Charlotte "Lotte" Auerbach FRS FRSE (14 May 1899 – 17 March 1994) was a German-Jewish zoologist and geneticist who contributed to founding the science of mutagenesis. She became well known after 1942 when she discovered with A. J. Clark and J. M. Robson that mustard gas could cause mutations in fruit flies. She wrote 91 scientific papers, and was a Fellow of the Royal Society of Edinburgh and of the Royal Society of London.

In 1976, she was awarded the Royal Society's Darwin Medal. Aside her scientific contributions and love of science, she was remarkable in many other ways, including her wide interests, independence, modesty, and transparent honesty.

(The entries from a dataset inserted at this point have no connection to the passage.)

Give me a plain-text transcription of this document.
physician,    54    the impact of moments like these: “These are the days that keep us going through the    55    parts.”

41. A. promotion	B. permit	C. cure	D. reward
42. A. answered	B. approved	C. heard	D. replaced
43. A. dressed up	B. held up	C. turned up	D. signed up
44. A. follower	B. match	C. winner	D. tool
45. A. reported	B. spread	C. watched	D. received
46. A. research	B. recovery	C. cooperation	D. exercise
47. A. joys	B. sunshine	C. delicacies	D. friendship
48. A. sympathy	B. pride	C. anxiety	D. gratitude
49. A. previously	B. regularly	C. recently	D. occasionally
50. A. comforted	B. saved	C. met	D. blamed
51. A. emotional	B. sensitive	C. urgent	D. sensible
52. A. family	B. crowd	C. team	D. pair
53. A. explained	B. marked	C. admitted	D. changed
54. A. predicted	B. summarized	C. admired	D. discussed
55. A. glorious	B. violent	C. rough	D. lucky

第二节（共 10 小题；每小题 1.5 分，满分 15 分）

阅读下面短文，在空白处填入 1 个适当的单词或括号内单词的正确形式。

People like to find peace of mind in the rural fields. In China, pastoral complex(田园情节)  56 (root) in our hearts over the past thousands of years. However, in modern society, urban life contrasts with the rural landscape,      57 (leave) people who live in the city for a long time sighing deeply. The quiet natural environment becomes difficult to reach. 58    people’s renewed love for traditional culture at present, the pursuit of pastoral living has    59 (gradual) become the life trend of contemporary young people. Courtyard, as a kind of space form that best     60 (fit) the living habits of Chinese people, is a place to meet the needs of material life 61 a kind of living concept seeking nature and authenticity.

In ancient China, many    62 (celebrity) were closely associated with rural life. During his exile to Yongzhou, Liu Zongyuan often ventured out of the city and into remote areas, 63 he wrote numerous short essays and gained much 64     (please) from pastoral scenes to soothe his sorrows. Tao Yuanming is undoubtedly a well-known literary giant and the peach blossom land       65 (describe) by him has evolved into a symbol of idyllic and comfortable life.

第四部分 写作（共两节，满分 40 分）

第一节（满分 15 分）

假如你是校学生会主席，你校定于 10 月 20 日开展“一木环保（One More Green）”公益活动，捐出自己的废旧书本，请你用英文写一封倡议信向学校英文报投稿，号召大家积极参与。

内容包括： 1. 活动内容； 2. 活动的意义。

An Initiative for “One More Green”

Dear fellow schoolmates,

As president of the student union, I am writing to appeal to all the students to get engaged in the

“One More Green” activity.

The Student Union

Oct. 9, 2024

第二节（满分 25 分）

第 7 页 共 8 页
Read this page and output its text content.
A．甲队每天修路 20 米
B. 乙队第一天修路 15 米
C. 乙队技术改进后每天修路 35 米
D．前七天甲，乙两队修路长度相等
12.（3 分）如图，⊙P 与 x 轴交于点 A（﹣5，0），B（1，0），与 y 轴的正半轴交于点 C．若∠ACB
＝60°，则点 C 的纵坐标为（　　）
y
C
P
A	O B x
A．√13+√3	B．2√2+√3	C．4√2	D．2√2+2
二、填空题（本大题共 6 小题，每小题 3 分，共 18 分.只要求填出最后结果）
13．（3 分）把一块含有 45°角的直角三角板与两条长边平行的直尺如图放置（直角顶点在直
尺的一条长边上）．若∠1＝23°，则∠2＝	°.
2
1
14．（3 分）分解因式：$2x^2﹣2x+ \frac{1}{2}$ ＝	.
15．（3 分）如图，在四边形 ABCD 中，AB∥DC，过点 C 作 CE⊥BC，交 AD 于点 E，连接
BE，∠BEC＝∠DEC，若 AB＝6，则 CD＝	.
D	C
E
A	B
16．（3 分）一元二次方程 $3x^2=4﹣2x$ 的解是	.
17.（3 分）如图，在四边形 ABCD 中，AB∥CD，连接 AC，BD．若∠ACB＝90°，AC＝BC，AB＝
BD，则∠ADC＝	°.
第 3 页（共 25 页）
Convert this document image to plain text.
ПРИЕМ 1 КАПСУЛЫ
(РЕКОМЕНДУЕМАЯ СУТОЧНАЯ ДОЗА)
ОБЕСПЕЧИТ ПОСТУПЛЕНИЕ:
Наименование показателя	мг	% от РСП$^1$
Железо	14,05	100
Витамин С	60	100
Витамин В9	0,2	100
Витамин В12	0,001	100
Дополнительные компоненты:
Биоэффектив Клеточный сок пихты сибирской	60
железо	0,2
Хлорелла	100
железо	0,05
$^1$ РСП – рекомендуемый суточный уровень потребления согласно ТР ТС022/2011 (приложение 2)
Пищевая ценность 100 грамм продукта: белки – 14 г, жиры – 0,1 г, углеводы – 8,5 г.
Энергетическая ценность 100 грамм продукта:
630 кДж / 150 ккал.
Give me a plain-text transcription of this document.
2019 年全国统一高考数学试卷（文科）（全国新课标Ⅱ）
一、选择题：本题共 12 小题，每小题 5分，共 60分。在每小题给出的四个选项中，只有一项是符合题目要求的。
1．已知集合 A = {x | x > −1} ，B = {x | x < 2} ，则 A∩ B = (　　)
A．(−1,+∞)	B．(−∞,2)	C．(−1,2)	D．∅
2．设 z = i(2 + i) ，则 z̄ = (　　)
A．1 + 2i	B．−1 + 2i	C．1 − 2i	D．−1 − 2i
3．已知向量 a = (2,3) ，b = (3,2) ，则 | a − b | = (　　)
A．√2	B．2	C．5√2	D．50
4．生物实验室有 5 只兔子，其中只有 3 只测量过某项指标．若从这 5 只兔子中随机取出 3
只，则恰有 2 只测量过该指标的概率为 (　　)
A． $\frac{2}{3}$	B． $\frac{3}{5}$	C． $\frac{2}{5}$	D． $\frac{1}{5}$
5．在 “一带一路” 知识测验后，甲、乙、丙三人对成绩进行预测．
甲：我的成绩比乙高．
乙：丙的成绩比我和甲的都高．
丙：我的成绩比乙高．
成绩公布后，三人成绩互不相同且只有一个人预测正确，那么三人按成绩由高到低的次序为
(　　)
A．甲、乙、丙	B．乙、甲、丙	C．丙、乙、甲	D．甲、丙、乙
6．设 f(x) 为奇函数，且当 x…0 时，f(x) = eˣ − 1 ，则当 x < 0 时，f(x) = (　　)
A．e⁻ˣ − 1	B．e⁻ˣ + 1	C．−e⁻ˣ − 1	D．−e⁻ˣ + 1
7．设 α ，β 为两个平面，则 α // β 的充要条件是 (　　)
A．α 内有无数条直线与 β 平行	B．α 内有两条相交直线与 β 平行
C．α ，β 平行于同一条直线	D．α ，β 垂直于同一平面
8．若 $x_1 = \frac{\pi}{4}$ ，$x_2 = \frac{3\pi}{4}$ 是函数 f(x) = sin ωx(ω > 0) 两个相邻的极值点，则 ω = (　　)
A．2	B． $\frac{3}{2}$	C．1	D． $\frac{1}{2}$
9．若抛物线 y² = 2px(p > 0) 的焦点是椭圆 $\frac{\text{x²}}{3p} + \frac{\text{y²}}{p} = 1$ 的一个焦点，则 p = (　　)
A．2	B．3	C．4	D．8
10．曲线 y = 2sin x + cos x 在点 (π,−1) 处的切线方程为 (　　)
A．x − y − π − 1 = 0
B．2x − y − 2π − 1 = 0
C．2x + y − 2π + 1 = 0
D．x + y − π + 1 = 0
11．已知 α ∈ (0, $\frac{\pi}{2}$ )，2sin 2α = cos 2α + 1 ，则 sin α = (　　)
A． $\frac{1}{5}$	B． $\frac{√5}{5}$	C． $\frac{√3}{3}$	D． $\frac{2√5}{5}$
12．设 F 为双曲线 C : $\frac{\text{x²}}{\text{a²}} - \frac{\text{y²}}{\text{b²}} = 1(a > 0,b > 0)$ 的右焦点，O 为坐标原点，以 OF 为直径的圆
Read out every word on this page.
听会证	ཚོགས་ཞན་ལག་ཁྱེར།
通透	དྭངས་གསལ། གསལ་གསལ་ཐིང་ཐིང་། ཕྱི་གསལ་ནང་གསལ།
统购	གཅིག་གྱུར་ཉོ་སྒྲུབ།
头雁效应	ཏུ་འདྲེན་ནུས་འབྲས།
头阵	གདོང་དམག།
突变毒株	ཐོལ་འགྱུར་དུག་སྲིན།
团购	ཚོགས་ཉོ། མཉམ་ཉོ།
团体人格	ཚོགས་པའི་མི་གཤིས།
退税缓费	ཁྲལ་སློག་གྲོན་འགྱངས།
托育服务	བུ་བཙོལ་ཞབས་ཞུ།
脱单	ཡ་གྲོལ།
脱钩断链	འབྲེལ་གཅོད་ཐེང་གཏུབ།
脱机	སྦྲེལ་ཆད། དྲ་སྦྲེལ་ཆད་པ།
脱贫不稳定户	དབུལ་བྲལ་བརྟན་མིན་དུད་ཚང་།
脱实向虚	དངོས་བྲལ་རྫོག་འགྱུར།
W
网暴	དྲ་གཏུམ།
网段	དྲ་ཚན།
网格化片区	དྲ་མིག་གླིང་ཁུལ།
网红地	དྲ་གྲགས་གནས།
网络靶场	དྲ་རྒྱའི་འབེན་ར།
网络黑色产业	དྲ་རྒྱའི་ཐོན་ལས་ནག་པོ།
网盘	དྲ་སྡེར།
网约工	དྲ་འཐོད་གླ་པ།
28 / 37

Charlotte Auerbach was born in Krefeld in Germany, the daughter of Selma Sachs and Friedrich Auerbach . She may have been influenced by the scientists in her family: her father Friedrich Auerbach (1870-1925) was a chemist, her uncle a physicist, and her grandfather, the anatomist Leopold Auerbach.

She studied biology and chemistry at the universities of Würzburg, Freiburg and Berlin. She was taught and inspired by Karl Haider and Max Hartmann in Berlin, and later in Würzburg by Hans Kniep. After very good examinations in biology, chemistry, and physics, she initially decided to become a secondary-school teacher of science, passing the exams for that, with distinction in 1924.